Keep in mind that content marketing won’t necessarily bring in a mass flux of new customers automatically. While customer acquisition should be tracked as you develop and share your content, the primary goal is to engage current customers and increase brand awareness. Someone who starts following your blog or social media may not need your product or service right now, but they’ll be more likely to choose your company when they do, because you’ve already provided them with something they find valuable.

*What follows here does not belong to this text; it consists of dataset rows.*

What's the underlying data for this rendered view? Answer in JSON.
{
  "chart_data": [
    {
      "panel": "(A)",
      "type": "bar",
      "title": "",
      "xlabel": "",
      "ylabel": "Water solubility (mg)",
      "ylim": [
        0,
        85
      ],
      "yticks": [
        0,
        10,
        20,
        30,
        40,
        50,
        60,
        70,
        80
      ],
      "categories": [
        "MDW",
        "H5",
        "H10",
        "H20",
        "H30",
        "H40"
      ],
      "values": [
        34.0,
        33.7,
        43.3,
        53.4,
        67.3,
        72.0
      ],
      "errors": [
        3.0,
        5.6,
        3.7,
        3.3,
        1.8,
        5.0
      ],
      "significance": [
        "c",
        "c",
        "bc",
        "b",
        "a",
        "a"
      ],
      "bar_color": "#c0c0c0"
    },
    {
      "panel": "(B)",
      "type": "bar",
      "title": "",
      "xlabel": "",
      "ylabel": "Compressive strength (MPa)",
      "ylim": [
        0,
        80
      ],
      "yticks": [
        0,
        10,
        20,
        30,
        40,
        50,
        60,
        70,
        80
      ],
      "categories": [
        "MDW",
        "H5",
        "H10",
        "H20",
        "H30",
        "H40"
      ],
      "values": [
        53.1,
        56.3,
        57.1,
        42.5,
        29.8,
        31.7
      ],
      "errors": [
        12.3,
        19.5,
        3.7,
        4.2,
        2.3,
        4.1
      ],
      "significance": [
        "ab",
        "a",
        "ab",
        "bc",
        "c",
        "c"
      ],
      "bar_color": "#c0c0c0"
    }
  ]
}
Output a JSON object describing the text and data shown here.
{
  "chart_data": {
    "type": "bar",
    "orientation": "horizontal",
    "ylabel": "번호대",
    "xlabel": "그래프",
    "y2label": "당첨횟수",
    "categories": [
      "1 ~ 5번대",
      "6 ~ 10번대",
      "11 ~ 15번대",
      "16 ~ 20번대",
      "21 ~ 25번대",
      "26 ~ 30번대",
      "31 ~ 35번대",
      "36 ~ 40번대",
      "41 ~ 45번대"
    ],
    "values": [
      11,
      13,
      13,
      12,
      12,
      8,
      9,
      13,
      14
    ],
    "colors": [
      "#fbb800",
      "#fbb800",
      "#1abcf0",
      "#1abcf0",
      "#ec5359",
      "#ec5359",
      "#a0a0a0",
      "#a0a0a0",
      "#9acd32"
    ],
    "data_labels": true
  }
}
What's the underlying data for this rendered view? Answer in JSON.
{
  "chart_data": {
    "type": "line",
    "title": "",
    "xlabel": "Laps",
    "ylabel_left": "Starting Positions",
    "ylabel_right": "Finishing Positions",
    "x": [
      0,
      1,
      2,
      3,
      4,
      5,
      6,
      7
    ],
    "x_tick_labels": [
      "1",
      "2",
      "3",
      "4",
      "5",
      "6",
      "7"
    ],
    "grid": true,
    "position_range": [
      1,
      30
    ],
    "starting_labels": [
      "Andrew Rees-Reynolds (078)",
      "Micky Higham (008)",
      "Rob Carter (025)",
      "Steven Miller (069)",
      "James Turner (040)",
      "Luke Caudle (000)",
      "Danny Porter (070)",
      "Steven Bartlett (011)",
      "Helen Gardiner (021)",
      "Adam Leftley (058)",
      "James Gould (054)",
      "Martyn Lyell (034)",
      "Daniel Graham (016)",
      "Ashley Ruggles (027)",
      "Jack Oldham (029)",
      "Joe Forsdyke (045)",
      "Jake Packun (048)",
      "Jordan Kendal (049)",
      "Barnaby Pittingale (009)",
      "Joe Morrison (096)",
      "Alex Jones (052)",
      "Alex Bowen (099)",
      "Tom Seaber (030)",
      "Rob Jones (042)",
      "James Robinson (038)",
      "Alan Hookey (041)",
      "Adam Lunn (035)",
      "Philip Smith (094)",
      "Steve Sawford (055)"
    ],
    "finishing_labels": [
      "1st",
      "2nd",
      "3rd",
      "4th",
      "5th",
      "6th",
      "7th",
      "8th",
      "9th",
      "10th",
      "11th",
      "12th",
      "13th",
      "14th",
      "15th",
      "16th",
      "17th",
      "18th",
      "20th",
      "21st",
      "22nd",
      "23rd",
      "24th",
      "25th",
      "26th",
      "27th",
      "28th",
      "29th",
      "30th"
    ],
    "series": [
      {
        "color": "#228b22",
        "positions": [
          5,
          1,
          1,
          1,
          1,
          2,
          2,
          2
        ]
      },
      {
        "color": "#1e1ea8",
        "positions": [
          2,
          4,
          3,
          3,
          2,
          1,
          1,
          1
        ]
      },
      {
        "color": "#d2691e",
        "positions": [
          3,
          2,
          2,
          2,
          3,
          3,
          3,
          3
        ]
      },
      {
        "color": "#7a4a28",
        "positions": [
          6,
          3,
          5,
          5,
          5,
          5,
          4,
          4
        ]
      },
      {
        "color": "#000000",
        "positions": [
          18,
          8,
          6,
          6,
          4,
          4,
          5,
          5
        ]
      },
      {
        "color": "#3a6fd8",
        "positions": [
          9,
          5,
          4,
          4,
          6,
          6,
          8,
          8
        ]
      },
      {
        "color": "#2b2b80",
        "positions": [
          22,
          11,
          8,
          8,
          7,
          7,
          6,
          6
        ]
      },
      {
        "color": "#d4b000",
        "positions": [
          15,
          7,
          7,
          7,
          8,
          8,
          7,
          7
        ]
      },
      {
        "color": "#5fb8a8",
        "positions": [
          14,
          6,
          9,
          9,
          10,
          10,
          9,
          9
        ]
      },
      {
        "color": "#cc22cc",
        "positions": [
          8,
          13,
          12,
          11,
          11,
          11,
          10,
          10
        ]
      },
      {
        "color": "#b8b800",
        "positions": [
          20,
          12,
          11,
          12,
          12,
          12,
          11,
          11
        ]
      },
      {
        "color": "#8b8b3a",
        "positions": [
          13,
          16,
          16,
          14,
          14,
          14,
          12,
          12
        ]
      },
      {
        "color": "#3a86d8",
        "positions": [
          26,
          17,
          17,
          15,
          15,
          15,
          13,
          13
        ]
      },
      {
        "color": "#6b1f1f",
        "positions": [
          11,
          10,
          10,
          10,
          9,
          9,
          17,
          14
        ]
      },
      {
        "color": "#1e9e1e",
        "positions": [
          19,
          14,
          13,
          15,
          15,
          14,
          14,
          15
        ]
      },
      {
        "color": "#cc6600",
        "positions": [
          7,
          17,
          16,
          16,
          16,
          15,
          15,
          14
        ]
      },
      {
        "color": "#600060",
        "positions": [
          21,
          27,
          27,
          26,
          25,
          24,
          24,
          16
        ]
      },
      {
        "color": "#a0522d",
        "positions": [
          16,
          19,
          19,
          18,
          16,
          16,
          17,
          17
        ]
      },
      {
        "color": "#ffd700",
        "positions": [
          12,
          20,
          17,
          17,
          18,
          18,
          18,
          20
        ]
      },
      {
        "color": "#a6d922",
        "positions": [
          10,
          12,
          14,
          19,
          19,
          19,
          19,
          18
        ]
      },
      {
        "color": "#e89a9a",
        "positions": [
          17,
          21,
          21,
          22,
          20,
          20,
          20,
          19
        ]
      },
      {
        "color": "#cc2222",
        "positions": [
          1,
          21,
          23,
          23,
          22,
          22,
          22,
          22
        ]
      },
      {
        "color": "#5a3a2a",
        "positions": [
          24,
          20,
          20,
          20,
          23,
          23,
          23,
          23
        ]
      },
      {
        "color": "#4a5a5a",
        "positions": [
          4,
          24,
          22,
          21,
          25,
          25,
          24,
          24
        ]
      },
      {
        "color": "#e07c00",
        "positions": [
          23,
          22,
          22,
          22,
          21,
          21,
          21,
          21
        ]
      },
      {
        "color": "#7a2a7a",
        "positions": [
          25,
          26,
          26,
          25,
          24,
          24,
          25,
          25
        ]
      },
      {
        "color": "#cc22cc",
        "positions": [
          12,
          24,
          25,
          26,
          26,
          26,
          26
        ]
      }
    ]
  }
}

Understand your audience, pinpoint their needs
Once you have goals in mind, it’s time to figure out what kind of content you need to put out, and that starts with understanding your current customer base as well as the customers you want to draw in. If your current customers fall into the 25 to 45 demographic, are mostly female, and college educated, plan for a voice and topics that appeal to this group, and research what kinds of content a person in this category gravitates to, including blogs, infographics, videos, or something else entirely.
From here, think a little bigger and create profiles for customers you want to win over. Think of what would be useful for men in the same age range, younger men and women, people of different nationalities, urban vs. suburban customers, and more. These profiles help you personalize the content you produce to your current customers and the customers you want to acquire. Remember to be realistic here – if your business is unlikely to be useful to a certain demographic, it’s a waste of time and money to try to target them.
Research your industry, identify the trends
You’re an expert in your field, and you probably built your business on something that you either do well, are passionate about, or both. Remember that what might be interesting or useful to you, as an expert, is not necessarily useful to your customer base. Research your industry and note what people who utilize the services and products you provide are searching for online, and base content off of that.
Fine tuning your strategy
Once you start sharing your content via your blog, social media accounts, and other avenues, figure out what works. Set a period of time, say 3 months, and review how close to or how far you’ve surpassed the goals you initially set. Look at what content was shared the most, and refine your content marketing strategy to focus more in those areas. Research the demographics of the new customers you’ve drawn in as well as the people who’ve shared your posts to update customer profiles or scrap some altogether.
As you set your initial strategy and tweak it along the way, always remember the difference between traditional marketing and content marketing: the former intends to interrupt and persuade, while the latter intends to provide value and build trust.